Не отрывая палец от строки, он печально улыбнулся. Казалось, слова эти были посвящены не человеку по имени Генрих фон Офтердинген, а ему самому. Отрывок удивительно точно отражал суть его давних переживаний, это было описание его сокровенного опыта. Однако в последние недели что-то неуловимо изменилось. Душевный покой, яркие и отчетливые образы, созерцаемые с такой любовью, неожиданно исчезли в бурном водовороте, безжалостно разрушавшем спокойную ясность, в которой он мечтал прожить остаток своих дней. В его существование проникло что-то новое, таинственное и тревожное. Его мучили неведомые доселе вопросы, и ответ на них ускользал. Что все это значит, чем завершится - оставалось для него загадкой.

Он захлопнул книгу и яростно отшвырнул ее прочь. Охваченный тоской, он думал о своем ужасающем одиночестве. Глаза фиалкового цвета манили, настойчиво звали его куда-то в неведомое, куда - он не знал; вспоминая их таинственный зов, он вздрагивал, чувствуя темный иррациональный ужас. Но самым пугающим было другое: его старую, усталую душу лишили мира.

 

***

 

Он проснулся в предрассветных сумерках. Спал он последнее время плохо; сон был тревожным и неглубоким. Он умылся, привел себя в порядок и положил на стол рядом с зеркалом и умывальным тазиком, наполненным горячей водой, футляр с бритвой. Затем он, как обычно, тщательно намылил щеки, усердно массируя их пальцами. Подровнял усы старыми серебряными ножницами и расчесал влажные седые волосы костяным гребнем. Взглянув на себя в зеркало, он остался вполне доволен, неторопливо оделся и повязал на шею черный шелковый галстук. Из трех летних костюмов, висевших в его платяном шкафу, он выбрал бежевый будничный костюм из тонкой шерсти; надевая длинный вышедший из моды сюртук, он превращался в пожилого денди начала века. Брюки внизу затерлись от многолетней носки, но сюртук сохранился великолепно. Он достал чистые носовые платки, выбрал самый нарядный и, спрыснув его одеколоном, положил в карман. Перед самым выходом он надел сюртук и сунул под мышку футляр с рапирами.

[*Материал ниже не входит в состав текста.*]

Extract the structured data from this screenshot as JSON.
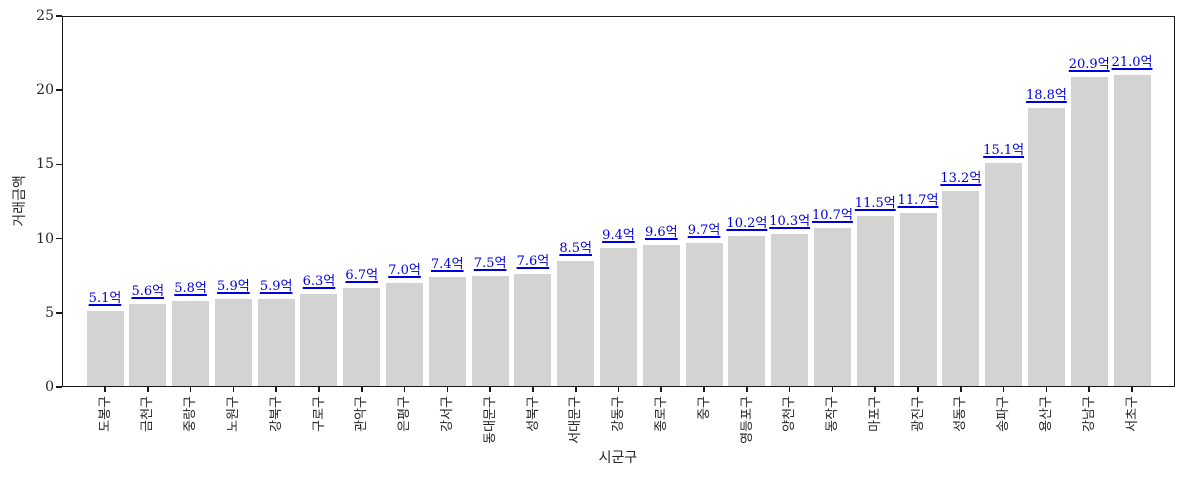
{
  "chart_data": {
    "type": "bar",
    "title": "",
    "xlabel": "시군구",
    "ylabel": "거래금액",
    "ylim": [
      0,
      25
    ],
    "yticks": [
      0,
      5,
      10,
      15,
      20,
      25
    ],
    "grid": false,
    "legend": "none",
    "bar_color": "#d3d3d3",
    "value_label_color": "#0000dd",
    "axis_color": "#1a1a1a",
    "categories": [
      "도봉구",
      "금천구",
      "중랑구",
      "노원구",
      "강북구",
      "구로구",
      "관악구",
      "은평구",
      "강서구",
      "동대문구",
      "성북구",
      "서대문구",
      "강동구",
      "종로구",
      "중구",
      "영등포구",
      "양천구",
      "동작구",
      "마포구",
      "광진구",
      "성동구",
      "송파구",
      "용산구",
      "강남구",
      "서초구"
    ],
    "values": [
      5.1,
      5.6,
      5.8,
      5.9,
      5.9,
      6.3,
      6.7,
      7.0,
      7.4,
      7.5,
      7.6,
      8.5,
      9.4,
      9.6,
      9.7,
      10.2,
      10.3,
      10.7,
      11.5,
      11.7,
      13.2,
      15.1,
      18.8,
      20.9,
      21.0
    ],
    "value_labels": [
      "5.1억",
      "5.6억",
      "5.8억",
      "5.9억",
      "5.9억",
      "6.3억",
      "6.7억",
      "7.0억",
      "7.4억",
      "7.5억",
      "7.6억",
      "8.5억",
      "9.4억",
      "9.6억",
      "9.7억",
      "10.2억",
      "10.3억",
      "10.7억",
      "11.5억",
      "11.7억",
      "13.2억",
      "15.1억",
      "18.8억",
      "20.9억",
      "21.0억"
    ],
    "value_unit": "억"
  }
}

Денек выдался серый, в воздухе опять пахло грозой. Дождь лил всю ночь; в больших лужах посреди улицы отражались фасады домов и свинцовое небо. Он приветливо поздоровался с консьержкой, которая шла ему навстречу, неся в руках корзину, полную снеди, пересек улицу и направился в скромное маленькое кафе на углу, где он обычно покупал себе на завтрак несколько пончиков с шоколадом. Он сел за свой столик в глубине кафе под слепым стеклянным шаром незажженного газового фонаря. В девять утра посетителей было мало. Валентино, хозяин кафе, принес ему пончики и шоколад.

- Газет сегодня нет, дон Хайме. Из-за всех этих беспорядков их пока не приносили. И боюсь, что не принесут.

Дон Хайме пожал плечами. Отсутствие газет не слишком его опечалило.

- Что нового? - поинтересовался он из вежливости.

Хозяин кафе вытер руки о засаленный передник.

- Говорят, маркиз де Новаличес стоит со своей армией в Андалусии и со дня на день выступит против бунтовщиков... Кордова сперва присоединилась к общему мятежу, а на следующий же день, едва ей пригрозили правительственные войска, сдалась. Многое пока не ясно, дон Хайме. И остается только гадать, чем все это кончится.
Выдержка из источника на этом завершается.